La fiction riscrive la storia

Spartacus e i Tudor, i Borgia, i Medici. E il Trono di spade. Fantastoria o messaggi al grande pubblico?

Cominciò Alexandre Dumas padre, quello dei Tre Moschettieri che poi diventò Vent’anni dopo e chiuse con Il Visconte di Bragelonne. In pieno ’800 il romanzo “storico” e “popolare” furoreggiava: un misto di realtà e tanta fantasia. Amori, duelli, congiure, guerre. La cosa non è cambiata, perché alla gente piace sognare e fantasticare sul passato, magari facendo qualche aggancio al presente. L’hanno fiutato produttori, sceneggiatori e storici astuti che ci snocciolano una serie dopo l’altra, riscrivendo la storia. In un certo modo, ovviamente. Con abbondante uso di effetti speciali, cast di grandi attori (Dustin Hoffmann nei Medici) o lancio di future star (Kit Harington, il Jon Snow del Trono di spade), dialoghi incisivi, scene girate in esterni fascinosi e in interni che riproducono “la realtà storica”. E tanta azione, per non annoiare il pubblico con lungaggini, ma puntate veloci dove si seguono le vicende degli eroi del passato-presente.

Storia vera o fantastoria?

Bellezza, sesso e sangue.
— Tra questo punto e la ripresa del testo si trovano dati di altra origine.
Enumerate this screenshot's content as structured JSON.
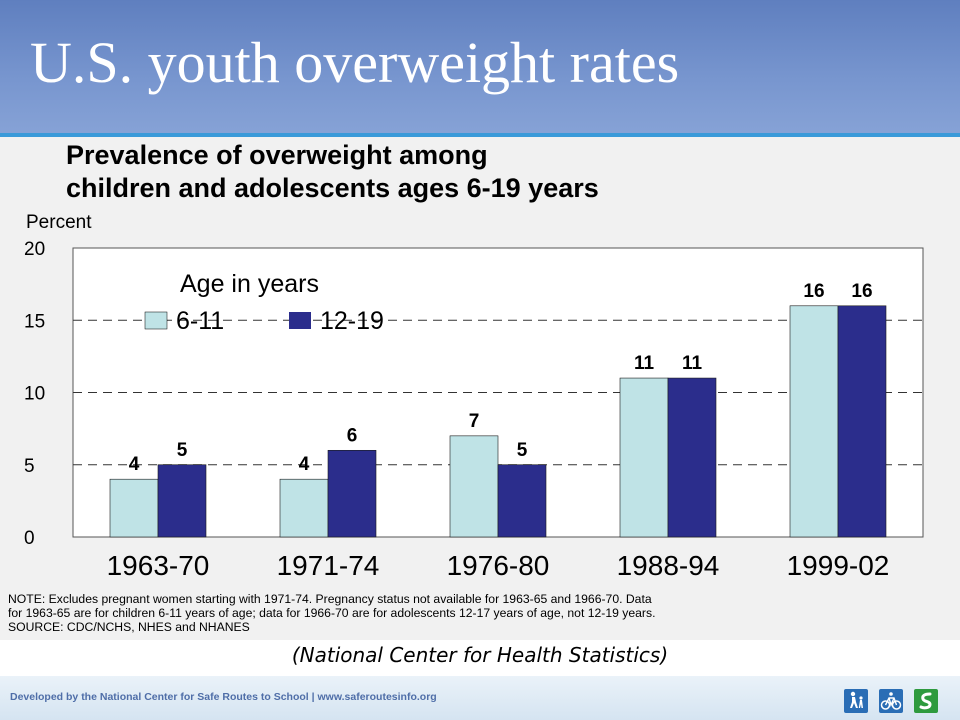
{
  "slide": {
    "title": "U.S. youth overweight rates",
    "citation": "(National Center for Health Statistics)"
  },
  "chart_data": {
    "type": "bar",
    "title_line1": "Prevalence of overweight among",
    "title_line2": "children and adolescents ages 6-19 years",
    "ylabel": "Percent",
    "xlabel": "",
    "ylim": [
      0,
      20
    ],
    "yticks": [
      0,
      5,
      10,
      15,
      20
    ],
    "grid": "dashed horizontal at 5, 10, 15",
    "legend_title": "Age in years",
    "legend_position": "top-left",
    "categories": [
      "1963-70",
      "1971-74",
      "1976-80",
      "1988-94",
      "1999-02"
    ],
    "series": [
      {
        "name": "6-11",
        "color": "#bfe3e6",
        "values": [
          4,
          4,
          7,
          11,
          16
        ]
      },
      {
        "name": "12-19",
        "color": "#2b2d8c",
        "values": [
          5,
          6,
          5,
          11,
          16
        ]
      }
    ]
  },
  "notes": {
    "line1": "NOTE:  Excludes pregnant women starting with 1971-74.  Pregnancy status not available for 1963-65 and 1966-70.  Data",
    "line2": "for 1963-65 are for children 6-11 years of age; data for 1966-70 are for adolescents 12-17 years of age, not 12-19 years.",
    "line3": "SOURCE: CDC/NCHS, NHES and NHANES"
  },
  "footer": {
    "text": "Developed by the National Center for Safe Routes to School  |  www.saferoutesinfo.org",
    "icons": [
      "walking-child-icon",
      "bicycle-icon",
      "srts-logo-icon"
    ],
    "accent_blue": "#2a6db5",
    "accent_green": "#2e9a3e"
  }
}
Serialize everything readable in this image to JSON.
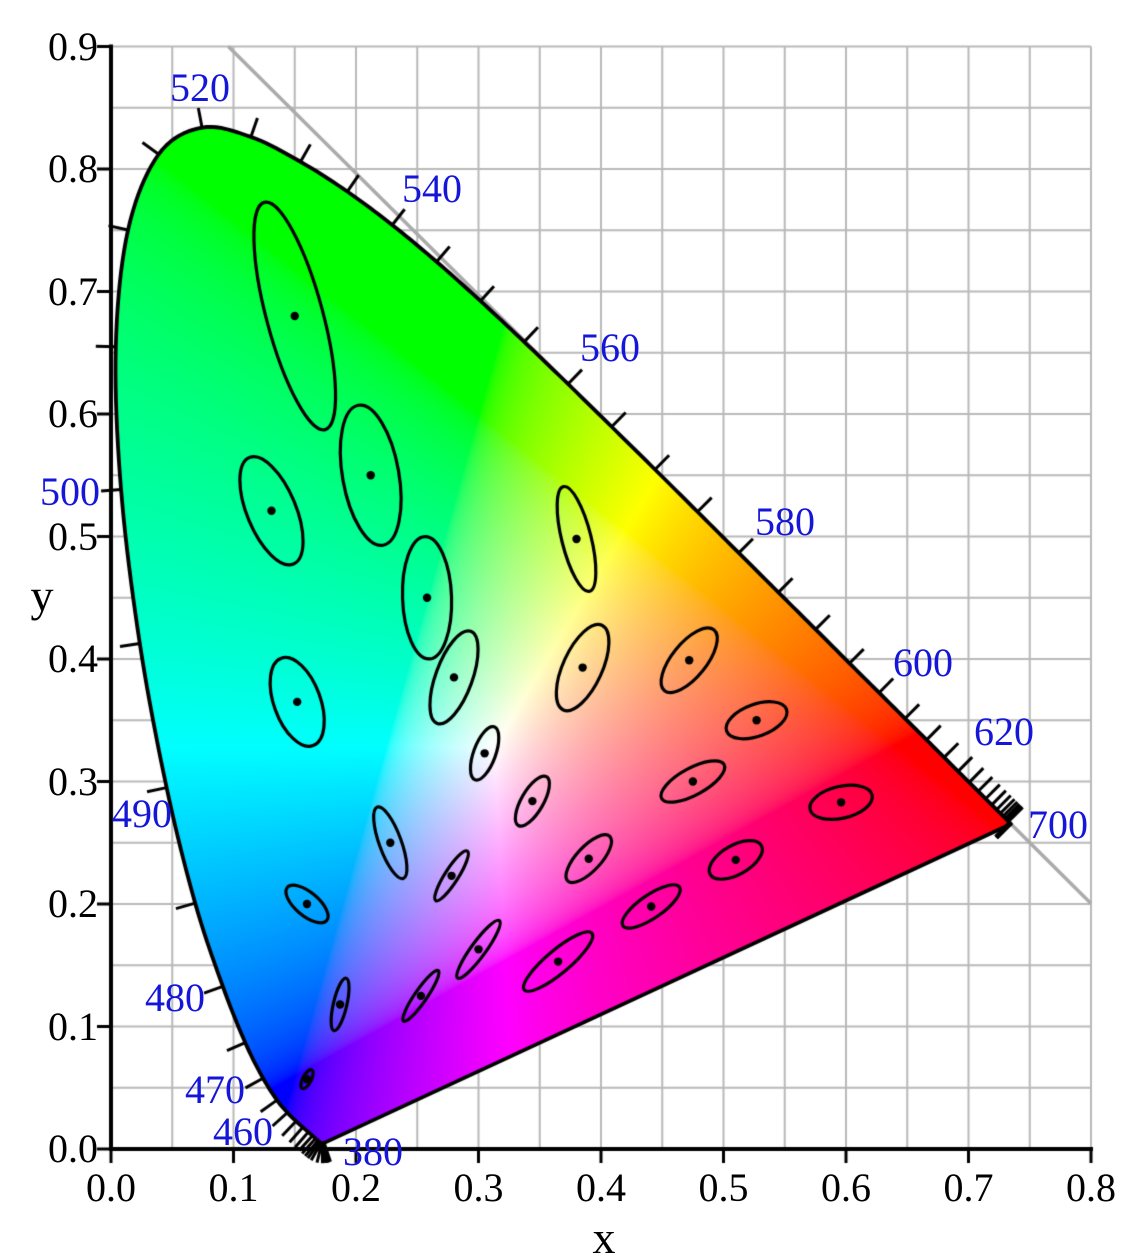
{
  "chart_data": {
    "type": "scatter",
    "subtype": "cie-1931-xy-chromaticity-diagram-with-macadam-ellipses",
    "xlabel": "x",
    "ylabel": "y",
    "xlim": [
      0,
      0.8
    ],
    "ylim": [
      0,
      0.9
    ],
    "grid_step": 0.05,
    "tick_step": 0.1,
    "x_tick_labels": [
      "0.0",
      "0.1",
      "0.2",
      "0.3",
      "0.4",
      "0.5",
      "0.6",
      "0.7",
      "0.8"
    ],
    "y_tick_labels": [
      "0.0",
      "0.1",
      "0.2",
      "0.3",
      "0.4",
      "0.5",
      "0.6",
      "0.7",
      "0.8",
      "0.9"
    ],
    "wavelength_tick_step_nm": 5,
    "wavelength_labels": [
      {
        "text": "380",
        "x": 0.2139,
        "y": -0.0024
      },
      {
        "text": "460",
        "x": 0.1078,
        "y": 0.0139
      },
      {
        "text": "470",
        "x": 0.0849,
        "y": 0.0482
      },
      {
        "text": "480",
        "x": 0.0522,
        "y": 0.1233
      },
      {
        "text": "490",
        "x": 0.0253,
        "y": 0.2735
      },
      {
        "text": "500",
        "x": -0.0335,
        "y": 0.5363
      },
      {
        "text": "520",
        "x": 0.0727,
        "y": 0.8661
      },
      {
        "text": "540",
        "x": 0.262,
        "y": 0.7837
      },
      {
        "text": "560",
        "x": 0.4073,
        "y": 0.6539
      },
      {
        "text": "580",
        "x": 0.5502,
        "y": 0.5118
      },
      {
        "text": "600",
        "x": 0.6629,
        "y": 0.3967
      },
      {
        "text": "620",
        "x": 0.729,
        "y": 0.3404
      },
      {
        "text": "700",
        "x": 0.7731,
        "y": 0.2645
      }
    ],
    "spectral_locus": [
      [
        380,
        0.1741,
        0.005
      ],
      [
        385,
        0.174,
        0.005
      ],
      [
        390,
        0.1738,
        0.0049
      ],
      [
        395,
        0.1736,
        0.0049
      ],
      [
        400,
        0.1733,
        0.0048
      ],
      [
        405,
        0.173,
        0.0048
      ],
      [
        410,
        0.1726,
        0.0048
      ],
      [
        415,
        0.1721,
        0.0048
      ],
      [
        420,
        0.1714,
        0.0051
      ],
      [
        425,
        0.1703,
        0.0058
      ],
      [
        430,
        0.1689,
        0.0069
      ],
      [
        435,
        0.1669,
        0.0086
      ],
      [
        440,
        0.1644,
        0.0109
      ],
      [
        445,
        0.1611,
        0.0138
      ],
      [
        450,
        0.1566,
        0.0177
      ],
      [
        455,
        0.151,
        0.0227
      ],
      [
        460,
        0.144,
        0.0297
      ],
      [
        465,
        0.1355,
        0.0399
      ],
      [
        470,
        0.1241,
        0.0578
      ],
      [
        475,
        0.1096,
        0.0868
      ],
      [
        480,
        0.0913,
        0.1327
      ],
      [
        485,
        0.0687,
        0.2007
      ],
      [
        490,
        0.0454,
        0.295
      ],
      [
        495,
        0.0235,
        0.4127
      ],
      [
        500,
        0.0082,
        0.5384
      ],
      [
        505,
        0.0039,
        0.6548
      ],
      [
        510,
        0.0139,
        0.7502
      ],
      [
        515,
        0.0389,
        0.812
      ],
      [
        520,
        0.0743,
        0.8338
      ],
      [
        525,
        0.1142,
        0.8262
      ],
      [
        530,
        0.1547,
        0.8059
      ],
      [
        535,
        0.1929,
        0.7816
      ],
      [
        540,
        0.2296,
        0.7543
      ],
      [
        545,
        0.2658,
        0.7243
      ],
      [
        550,
        0.3016,
        0.6923
      ],
      [
        555,
        0.3373,
        0.6589
      ],
      [
        560,
        0.3731,
        0.6245
      ],
      [
        565,
        0.4087,
        0.5896
      ],
      [
        570,
        0.4441,
        0.5547
      ],
      [
        575,
        0.4788,
        0.5202
      ],
      [
        580,
        0.5125,
        0.4866
      ],
      [
        585,
        0.5448,
        0.4544
      ],
      [
        590,
        0.5752,
        0.4242
      ],
      [
        595,
        0.6029,
        0.3965
      ],
      [
        600,
        0.627,
        0.3725
      ],
      [
        605,
        0.6482,
        0.3514
      ],
      [
        610,
        0.6658,
        0.334
      ],
      [
        615,
        0.6801,
        0.3197
      ],
      [
        620,
        0.6915,
        0.3083
      ],
      [
        625,
        0.7006,
        0.2993
      ],
      [
        630,
        0.7079,
        0.292
      ],
      [
        635,
        0.714,
        0.2859
      ],
      [
        640,
        0.719,
        0.2809
      ],
      [
        645,
        0.723,
        0.277
      ],
      [
        650,
        0.726,
        0.274
      ],
      [
        655,
        0.7283,
        0.2717
      ],
      [
        660,
        0.73,
        0.27
      ],
      [
        665,
        0.7311,
        0.2689
      ],
      [
        670,
        0.732,
        0.268
      ],
      [
        675,
        0.7327,
        0.2673
      ],
      [
        680,
        0.7334,
        0.2666
      ],
      [
        685,
        0.734,
        0.266
      ],
      [
        690,
        0.7344,
        0.2656
      ],
      [
        695,
        0.7346,
        0.2654
      ],
      [
        700,
        0.7347,
        0.2653
      ]
    ],
    "gray_line": {
      "x1": 0.0958,
      "y1": 0.9,
      "x2": 0.8,
      "y2": 0.2004
    },
    "macadam_ellipses": {
      "magnification": 10,
      "ellipses": [
        {
          "x": 0.16,
          "y": 0.057,
          "a": 0.85,
          "b": 0.35,
          "theta_deg": 62.5
        },
        {
          "x": 0.187,
          "y": 0.118,
          "a": 2.2,
          "b": 0.55,
          "theta_deg": 77.0
        },
        {
          "x": 0.253,
          "y": 0.125,
          "a": 2.5,
          "b": 0.5,
          "theta_deg": 55.5
        },
        {
          "x": 0.15,
          "y": 0.68,
          "a": 9.6,
          "b": 2.3,
          "theta_deg": 105.0
        },
        {
          "x": 0.131,
          "y": 0.521,
          "a": 4.7,
          "b": 2.0,
          "theta_deg": 112.5
        },
        {
          "x": 0.212,
          "y": 0.55,
          "a": 5.8,
          "b": 2.3,
          "theta_deg": 100.0
        },
        {
          "x": 0.258,
          "y": 0.45,
          "a": 5.0,
          "b": 2.0,
          "theta_deg": 92.0
        },
        {
          "x": 0.152,
          "y": 0.365,
          "a": 3.8,
          "b": 1.9,
          "theta_deg": 110.0
        },
        {
          "x": 0.28,
          "y": 0.385,
          "a": 4.0,
          "b": 1.5,
          "theta_deg": 70.0
        },
        {
          "x": 0.38,
          "y": 0.498,
          "a": 4.4,
          "b": 1.2,
          "theta_deg": 104.0
        },
        {
          "x": 0.16,
          "y": 0.2,
          "a": 2.1,
          "b": 0.95,
          "theta_deg": 140.0
        },
        {
          "x": 0.228,
          "y": 0.25,
          "a": 3.1,
          "b": 0.9,
          "theta_deg": 110.0
        },
        {
          "x": 0.305,
          "y": 0.323,
          "a": 2.3,
          "b": 0.9,
          "theta_deg": 70.0
        },
        {
          "x": 0.385,
          "y": 0.393,
          "a": 3.8,
          "b": 1.6,
          "theta_deg": 65.5
        },
        {
          "x": 0.472,
          "y": 0.399,
          "a": 3.2,
          "b": 1.4,
          "theta_deg": 51.0
        },
        {
          "x": 0.527,
          "y": 0.35,
          "a": 2.6,
          "b": 1.3,
          "theta_deg": 20.0
        },
        {
          "x": 0.475,
          "y": 0.3,
          "a": 2.9,
          "b": 1.1,
          "theta_deg": 28.5
        },
        {
          "x": 0.51,
          "y": 0.236,
          "a": 2.4,
          "b": 1.2,
          "theta_deg": 29.5
        },
        {
          "x": 0.596,
          "y": 0.283,
          "a": 2.6,
          "b": 1.3,
          "theta_deg": 13.0
        },
        {
          "x": 0.344,
          "y": 0.284,
          "a": 2.3,
          "b": 0.9,
          "theta_deg": 60.0
        },
        {
          "x": 0.39,
          "y": 0.237,
          "a": 2.5,
          "b": 1.0,
          "theta_deg": 47.0
        },
        {
          "x": 0.441,
          "y": 0.198,
          "a": 2.8,
          "b": 0.95,
          "theta_deg": 34.5
        },
        {
          "x": 0.278,
          "y": 0.223,
          "a": 2.4,
          "b": 0.55,
          "theta_deg": 57.5
        },
        {
          "x": 0.3,
          "y": 0.163,
          "a": 2.9,
          "b": 0.6,
          "theta_deg": 54.0
        },
        {
          "x": 0.365,
          "y": 0.153,
          "a": 3.6,
          "b": 0.95,
          "theta_deg": 40.0
        }
      ]
    },
    "colors": {
      "background": "#ffffff",
      "grid": "#b9b9b9",
      "gray_line": "#ababab",
      "axis": "#000000",
      "locus_outline": "#000000",
      "ellipse": "#000000",
      "wavelength_label": "#1616d9",
      "tick_label": "#000000"
    }
  }
}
Sono gli ingredienti di sicuro successo. Su cui ci si lancia di corsa, offrendoci sangue a volontà e sesso esplicito. Così l’obeso Enrico VIII è l’algido Jonathan Rhys-Meyers, Cosimo de’ Medici è il bruno Richard Madden (il Robb Stark del Trono di spade), e le donne di casa Borgia o dei Tudor una sfilata di bellezze femminili. A differenza della saga borgiana infarcita di luoghi comuni antistorici (veleno sangue congiure), quella dei Tudor, affidata ad attori prestigiosi  (Sam Neill come cardinale Wolsey), tenta una più seria indagine sui fatti. Ma Enrico VIII diventa quasi “costretto” ad esercitare in modo cruento il potere, Tommaso Moro un fanatico, per non parlare della figura caricaturale di papa Paolo III (Peter ‘0 Toole). Sono le donne, nella serie inglese, ad essere i personaggi più credibili storicamente, come Anna Bolena (Natalie Dormer), perfetto simbolo di scalata e discesa dal potere.

Quanto a Spartacus, si tratta invece di un eroe “americano”. Un atleta dal fisico scolpito, come gli schiavi-gladiatori, e le bellezze femminili, siano schiave che romane. Sotto questo aspetto la serie non si risparmia, torrenti di sangue e corruzione. I romani non ci fanno una gran figura: il generale Crasso ha un figlio imbelle, Cesare è un donnaiolo. Ma Spartacus, eroe di libertà, tipico self-man made in Usa, emerge sugli emarginati di allora e di ora, “salvati dall’America”, contro la Roma prepotente: chi è, la Cina o la Russia?

Saga truculenta, condita di effetti speciali, è un punto basso nelle fiction pseudo-storiche. Un fumettone che riscrive la rivolta degli schiavi come fosse la guerra di secessione americana.

Il “Trono di spade”

Arrivato alla settima serie – chiusa il 28 agosto – e in attesa dell’ultima (forse), la saga “medievale” è una grande prova attoriale e scenica.

Certo, proprio medievale non è, se non per i costumi nobiliari due-trecenteschi. Per il resto continua a mostrare un Medioevo di fantasia: mostri, magie, non- morti, religioni  fanatiche.  E la sete del potere, con contrasti fra  le casate, e le due regine Cersei dei Lannister – una vera Lady Macbeth – e la Madre dei draghi. Pochi eroi positivi, tra cui il “bastardo” Jon Snow di casa Stark “risorto” da morte ad opera di una maga: è stato in un aldilà dove “non c’è nulla”. Potere, denaro, cinismo agitano le storie, girate con grande dispendio di mezzi.

Non importa il prezzo né le morti innocenti. Difficile non scorgere in questa serie, più delle altre, l’aggancio  al  contemporaneo dove i poveri vacillano e i potenti lottano per dominare. Il messaggio sotterraneo è chiaro, e non apre a grandi speranze, anche perché un futuro, dopo la morte, non c’è. Forse, oltre che in un’affascinante fantastoria, siamo in una grande metafora sull’uomo di allora e di oggi. Che lascia un suo messaggio non troppo lusinghiero: l’arte del potere esige da sempre sangue e machiavellismo. Chissà se il pubblico, abituato a prodotti di lusso – e questo lo è più di tutti – se ne accorge.